For Roman soldiers to fall asleep while on duty was a serious offense and punishable by death. What did the Roman ruler Pilate have to say about this? Normally, he should have beheaded the soldiers after the interrogation, as Herod did a little later, when an angel of the Lord released the imprisoned Apostle Peter. He “interrogated the guards and sentenced them to death” (Acts 12:19). Why was Pilate silent? Why did he not apply the law? The question was answered by the judges of these soldiers, the high priests, who assured that “If the governor hears about it” -the alleged negligence of the soldiers- (Mt 28:14), they would intervene themselves to convince him not to punish them. It is not difficult to understand how the high priests would achieve this. Bribery and blackmailing were the usual ways in which conquered peoples influenced conquering Romans.

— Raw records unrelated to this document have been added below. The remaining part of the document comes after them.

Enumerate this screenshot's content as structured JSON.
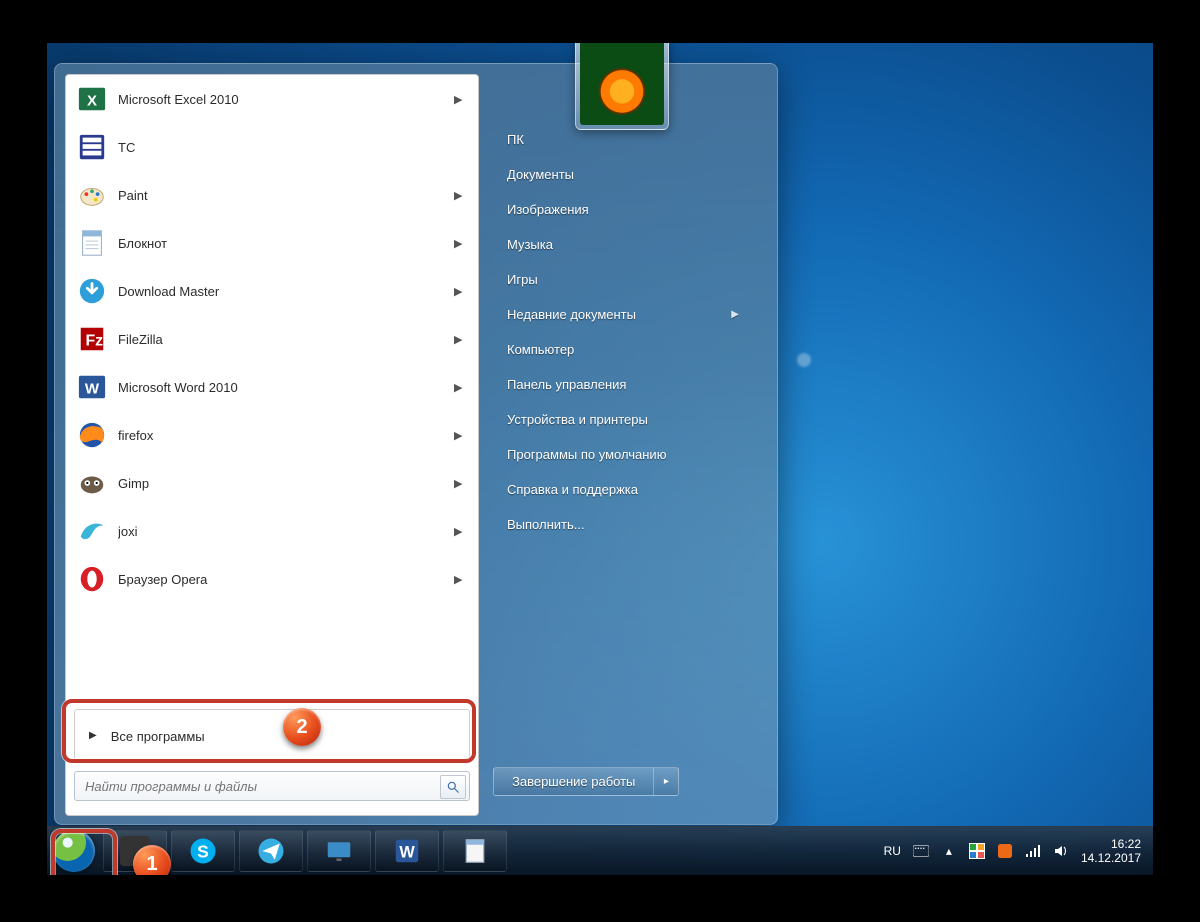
{
  "left_panel": {
    "programs": [
      {
        "label": "Microsoft Excel 2010",
        "icon": "excel-icon",
        "has_submenu": true
      },
      {
        "label": "TC",
        "icon": "tc-icon",
        "has_submenu": false
      },
      {
        "label": "Paint",
        "icon": "paint-icon",
        "has_submenu": true
      },
      {
        "label": "Блокнот",
        "icon": "notepad-icon",
        "has_submenu": true
      },
      {
        "label": "Download Master",
        "icon": "dm-icon",
        "has_submenu": true
      },
      {
        "label": "FileZilla",
        "icon": "filezilla-icon",
        "has_submenu": true
      },
      {
        "label": "Microsoft Word 2010",
        "icon": "word-icon",
        "has_submenu": true
      },
      {
        "label": "firefox",
        "icon": "firefox-icon",
        "has_submenu": true
      },
      {
        "label": "Gimp",
        "icon": "gimp-icon",
        "has_submenu": true
      },
      {
        "label": "joxi",
        "icon": "joxi-icon",
        "has_submenu": true
      },
      {
        "label": "Браузер Opera",
        "icon": "opera-icon",
        "has_submenu": true
      }
    ],
    "all_programs_label": "Все программы",
    "search_placeholder": "Найти программы и файлы"
  },
  "right_panel": {
    "items": [
      {
        "label": "ПК",
        "has_submenu": false
      },
      {
        "label": "Документы",
        "has_submenu": false
      },
      {
        "label": "Изображения",
        "has_submenu": false
      },
      {
        "label": "Музыка",
        "has_submenu": false
      },
      {
        "label": "Игры",
        "has_submenu": false
      },
      {
        "label": "Недавние документы",
        "has_submenu": true
      },
      {
        "label": "Компьютер",
        "has_submenu": false
      },
      {
        "label": "Панель управления",
        "has_submenu": false
      },
      {
        "label": "Устройства и принтеры",
        "has_submenu": false
      },
      {
        "label": "Программы по умолчанию",
        "has_submenu": false
      },
      {
        "label": "Справка и поддержка",
        "has_submenu": false
      },
      {
        "label": "Выполнить...",
        "has_submenu": false
      }
    ],
    "shutdown_label": "Завершение работы"
  },
  "systray": {
    "language": "RU",
    "time": "16:22",
    "date": "14.12.2017"
  },
  "callouts": {
    "one": "1",
    "two": "2"
  }
}
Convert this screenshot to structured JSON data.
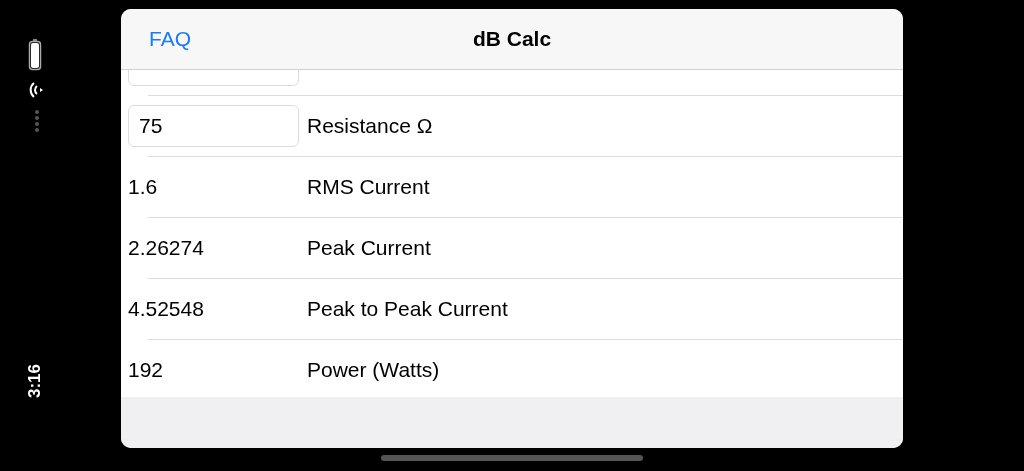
{
  "status": {
    "time": "3:16"
  },
  "nav": {
    "left_button": "FAQ",
    "title": "dB Calc"
  },
  "rows": [
    {
      "kind": "clipped"
    },
    {
      "kind": "input",
      "value": "75",
      "label": "Resistance Ω"
    },
    {
      "kind": "value",
      "value": "1.6",
      "label": "RMS Current"
    },
    {
      "kind": "value",
      "value": "2.26274",
      "label": "Peak Current"
    },
    {
      "kind": "value",
      "value": "4.52548",
      "label": "Peak to Peak Current"
    },
    {
      "kind": "value",
      "value": "192",
      "label": "Power (Watts)"
    }
  ]
}
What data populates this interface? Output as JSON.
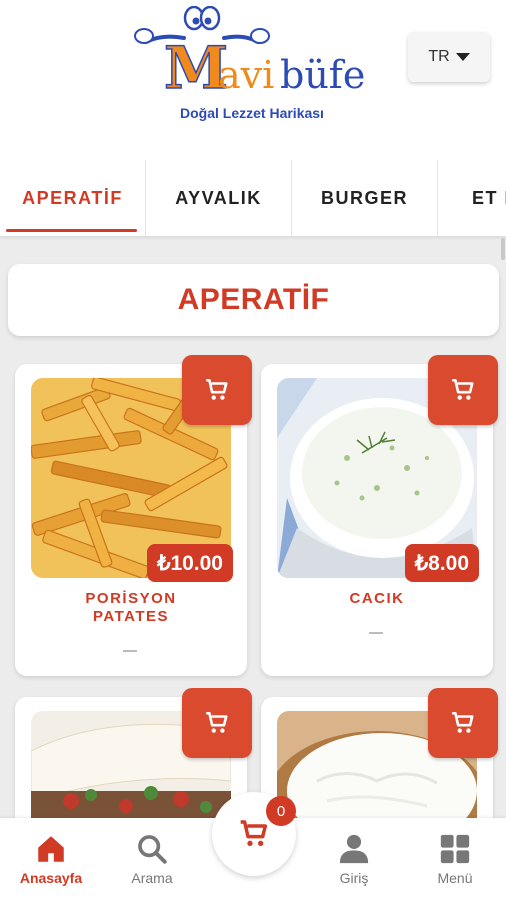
{
  "brand": {
    "name": "Mavi büfe",
    "tagline": "Doğal Lezzet Harikası"
  },
  "language": {
    "selected": "TR"
  },
  "tabs": [
    {
      "label": "APERATİF",
      "active": true
    },
    {
      "label": "AYVALIK",
      "active": false
    },
    {
      "label": "BURGER",
      "active": false
    },
    {
      "label": "ET DÖNER",
      "active": false
    }
  ],
  "section": {
    "title": "APERATİF"
  },
  "products": [
    {
      "name": "PORİSYON PATATES",
      "price": "₺10.00",
      "image": "french-fries"
    },
    {
      "name": "CACIK",
      "price": "₺8.00",
      "image": "cacik-bowl"
    },
    {
      "name": "",
      "price": "",
      "image": "doner-wrap"
    },
    {
      "name": "",
      "price": "",
      "image": "yogurt-bowl"
    }
  ],
  "cart": {
    "count": "0"
  },
  "bottom_nav": {
    "home": "Anasayfa",
    "search": "Arama",
    "login": "Giriş",
    "menu": "Menü"
  },
  "colors": {
    "accent": "#d13a24",
    "logo_blue": "#2d4bb5",
    "logo_orange": "#f08a1c"
  }
}
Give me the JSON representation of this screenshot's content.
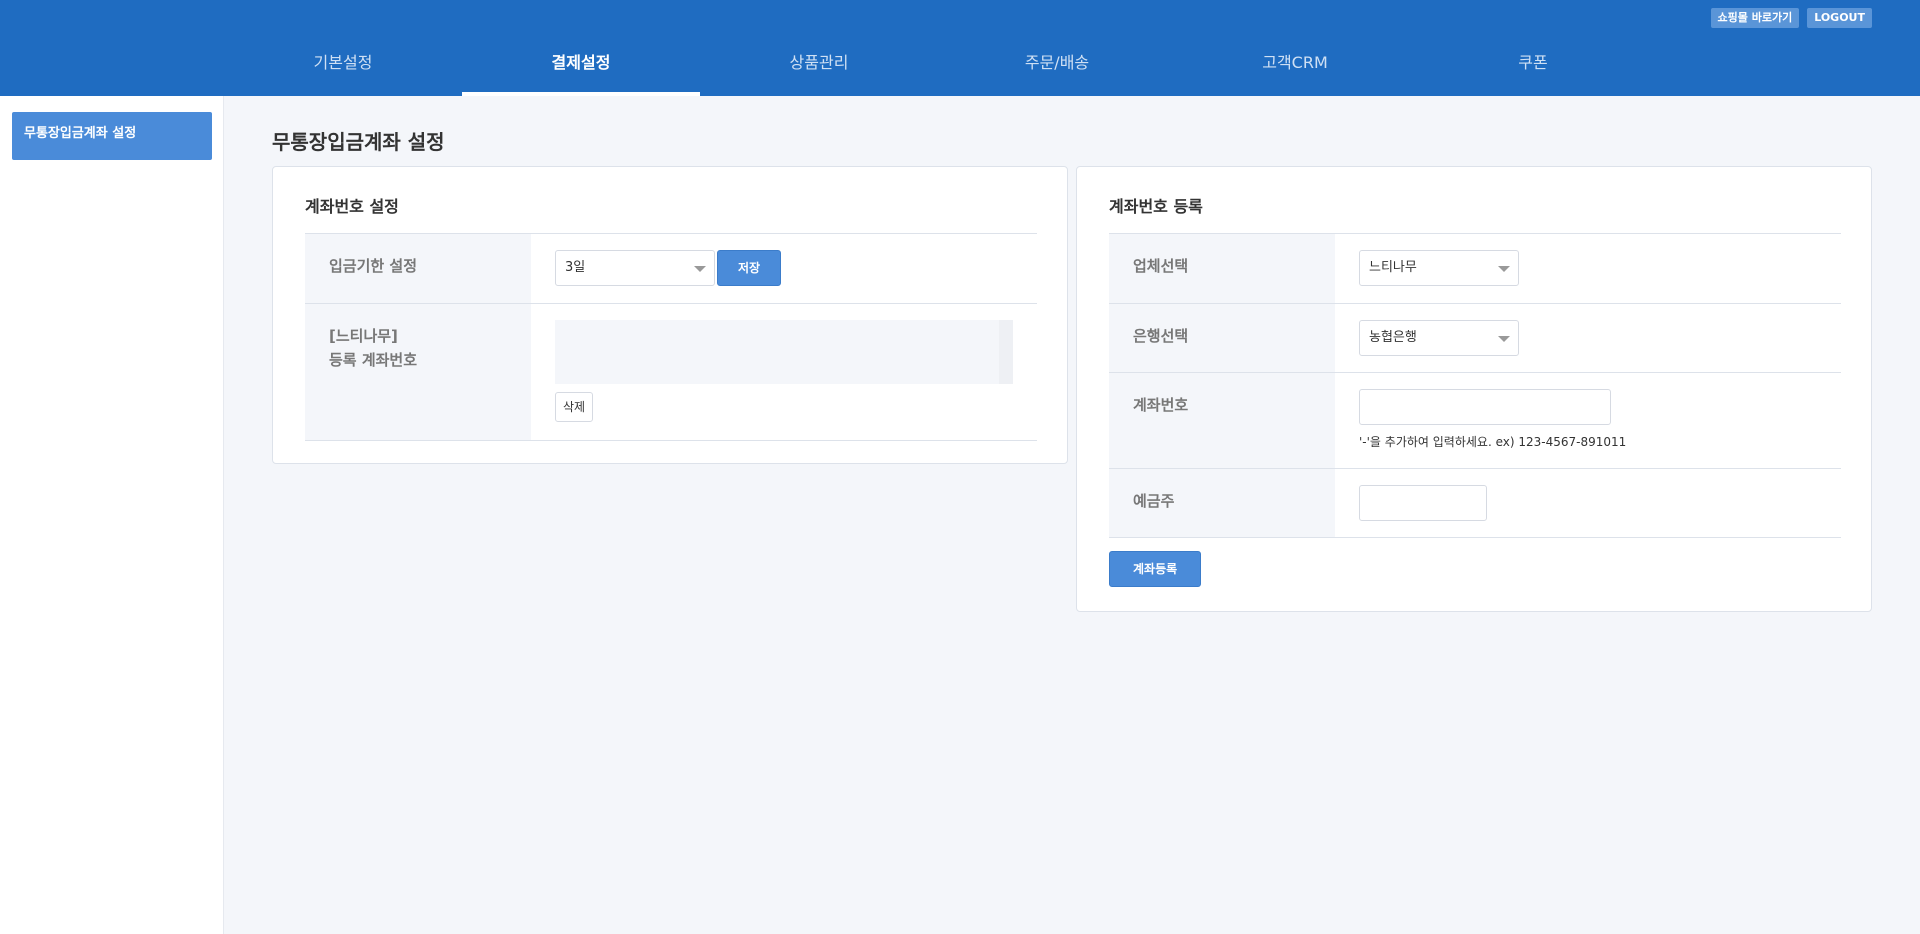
{
  "header": {
    "top_links": [
      "쇼핑몰 바로가기",
      "LOGOUT"
    ],
    "nav": [
      {
        "label": "기본설정",
        "active": false
      },
      {
        "label": "결제설정",
        "active": true
      },
      {
        "label": "상품관리",
        "active": false
      },
      {
        "label": "주문/배송",
        "active": false
      },
      {
        "label": "고객CRM",
        "active": false
      },
      {
        "label": "쿠폰",
        "active": false
      }
    ]
  },
  "sidebar": {
    "items": [
      {
        "label": "무통장입금계좌 설정",
        "active": true
      }
    ]
  },
  "page": {
    "title": "무통장입금계좌 설정"
  },
  "left_card": {
    "title": "계좌번호 설정",
    "deadline_label": "입금기한 설정",
    "deadline_value": "3일",
    "save_label": "저장",
    "registered_label_line1": "[느티나무]",
    "registered_label_line2": "등록 계좌번호",
    "delete_label": "삭제"
  },
  "right_card": {
    "title": "계좌번호 등록",
    "company_label": "업체선택",
    "company_value": "느티나무",
    "bank_label": "은행선택",
    "bank_value": "농협은행",
    "account_label": "계좌번호",
    "account_value": "",
    "account_help": "'-'을 추가하여 입력하세요. ex) 123-4567-891011",
    "holder_label": "예금주",
    "holder_value": "",
    "register_label": "계좌등록"
  },
  "colors": {
    "header": "#1f6cc1",
    "accent": "#4a8bd9",
    "background": "#f4f6fa"
  }
}
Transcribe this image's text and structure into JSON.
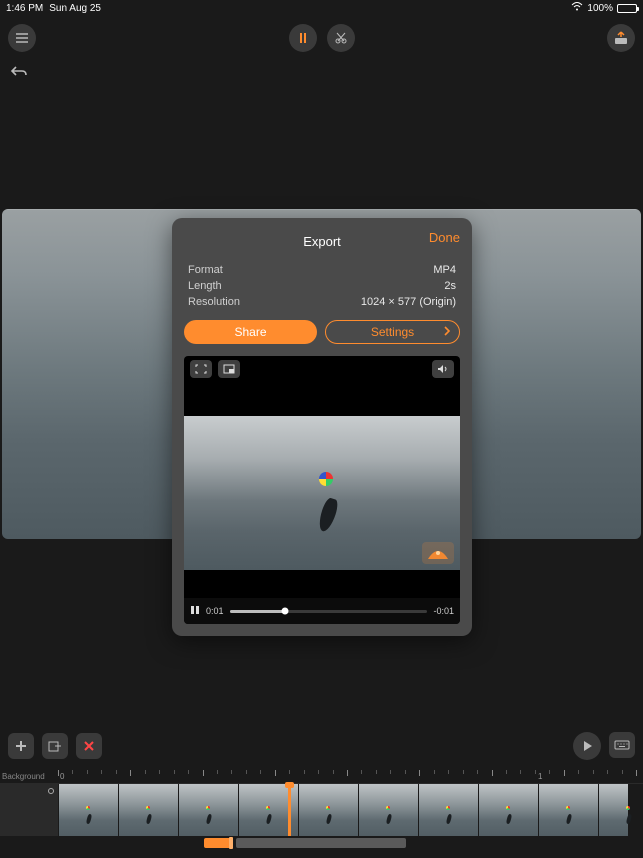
{
  "status": {
    "time": "1:46 PM",
    "date": "Sun Aug 25",
    "battery_pct": "100%"
  },
  "export": {
    "title": "Export",
    "done": "Done",
    "format_label": "Format",
    "format_value": "MP4",
    "length_label": "Length",
    "length_value": "2s",
    "resolution_label": "Resolution",
    "resolution_value": "1024 × 577 (Origin)",
    "share_label": "Share",
    "settings_label": "Settings"
  },
  "player": {
    "elapsed": "0:01",
    "remaining": "-0:01"
  },
  "timeline": {
    "bg_label": "Background",
    "ruler_start": "0",
    "ruler_end": "1"
  },
  "colors": {
    "accent": "#ff8c2e"
  }
}
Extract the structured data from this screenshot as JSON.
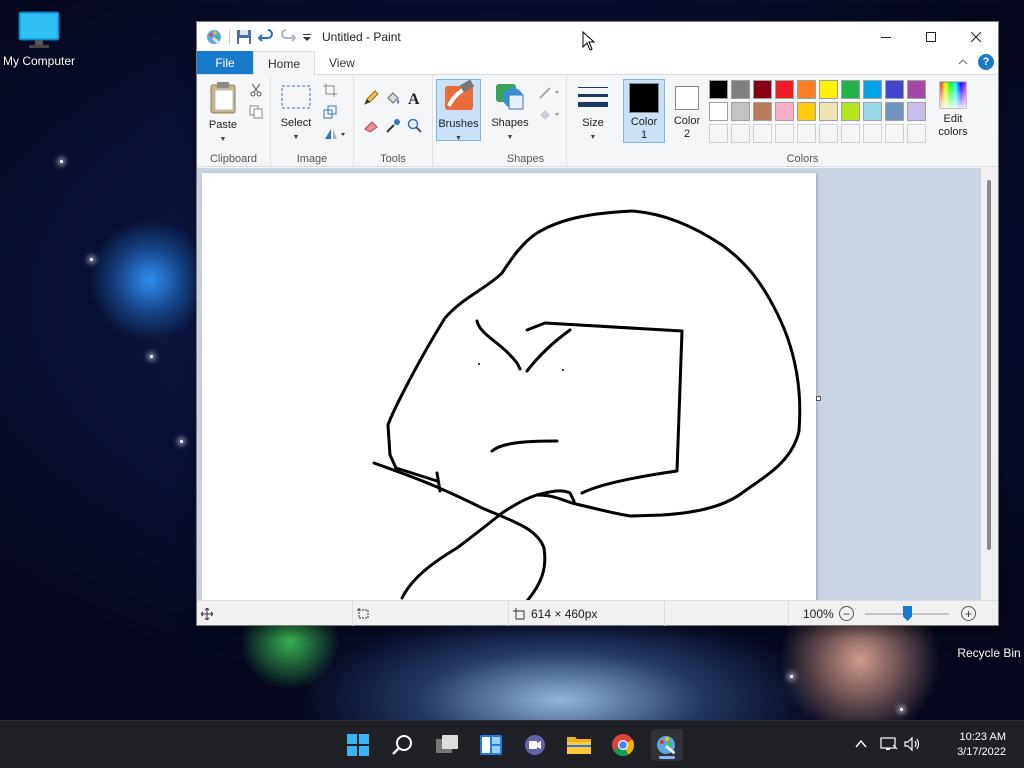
{
  "desktop": {
    "icons": [
      {
        "label": "My Computer"
      },
      {
        "label": "Recycle Bin"
      }
    ]
  },
  "window": {
    "title": "Untitled - Paint",
    "tabs": {
      "file": "File",
      "home": "Home",
      "view": "View"
    },
    "groups": {
      "clipboard": "Clipboard",
      "image": "Image",
      "tools": "Tools",
      "shapes": "Shapes",
      "colors": "Colors"
    },
    "buttons": {
      "paste": "Paste",
      "select": "Select",
      "brushes": "Brushes",
      "shapes": "Shapes",
      "size": "Size",
      "color1_line1": "Color",
      "color1_line2": "1",
      "color2_line1": "Color",
      "color2_line2": "2",
      "edit_colors_line1": "Edit",
      "edit_colors_line2": "colors"
    },
    "palette_row1": [
      "#000000",
      "#7f7f7f",
      "#880015",
      "#ed1c24",
      "#ff7f27",
      "#fff200",
      "#22b14c",
      "#00a2e8",
      "#3f48cc",
      "#a349a4"
    ],
    "palette_row2": [
      "#ffffff",
      "#c3c3c3",
      "#b97a57",
      "#ffaec9",
      "#ffc90e",
      "#efe4b0",
      "#b5e61d",
      "#99d9ea",
      "#7092be",
      "#c8bfe7"
    ],
    "color1": "#000000",
    "color2": "#ffffff",
    "accent": "#1979ca"
  },
  "status": {
    "image_size": "614 × 460px",
    "zoom": "100%",
    "zoom_level_fraction": 0.5
  },
  "taskbar": {
    "time": "10:23 AM",
    "date": "3/17/2022"
  }
}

So, the soldiers “took the money and did as they were instructed” (Mt 28:14), that is, they said that the disciples stole Jesus’ dead body of while they were sleeping. However, the testimony of the soldiers is not only unconvincing, but it also offends the judges-high priests. Saint Augustine aptly observes (Enarrationes in Psalmos 63, 15· Corpus Christianorum 39, 817) “Sleeping witnesses ye adduce: truly you yourself hast fallen asleep, that in searching such devices hast failed. If they were sleeping, what could they see? If nothing they saw, how are they witnesses? But they failed in searching searchings: failed of the light of God, failed in the very completion of their designs: when that which they willed, nowise they were able to complete, surely they failed”. If the judges relied on the words of the sleeping soldiers, they affirm that they made plans to deceive us. How did the soldiers, while sleeping, see that the disciples stole Jesus' body? If, on the other hand, they saw nothing, then what did they testify? Their testimony sounds as if they said: we testify that Jesus' disciples stole his body. Our testimony is completely indisputable, because at the time when the students were stealing the body, we were sleeping so deeply that we neither heard nor saw anything!
The result of the trial is that the “large sum of money” closed the mouths of the soldiers. But they were not able to keep the empty tomb closed, to prevent “the stone rolled away from the tomb” (Lk 24, 2) from revealing to the guards, to the crucifiers and to the whole world that Christ is Risen.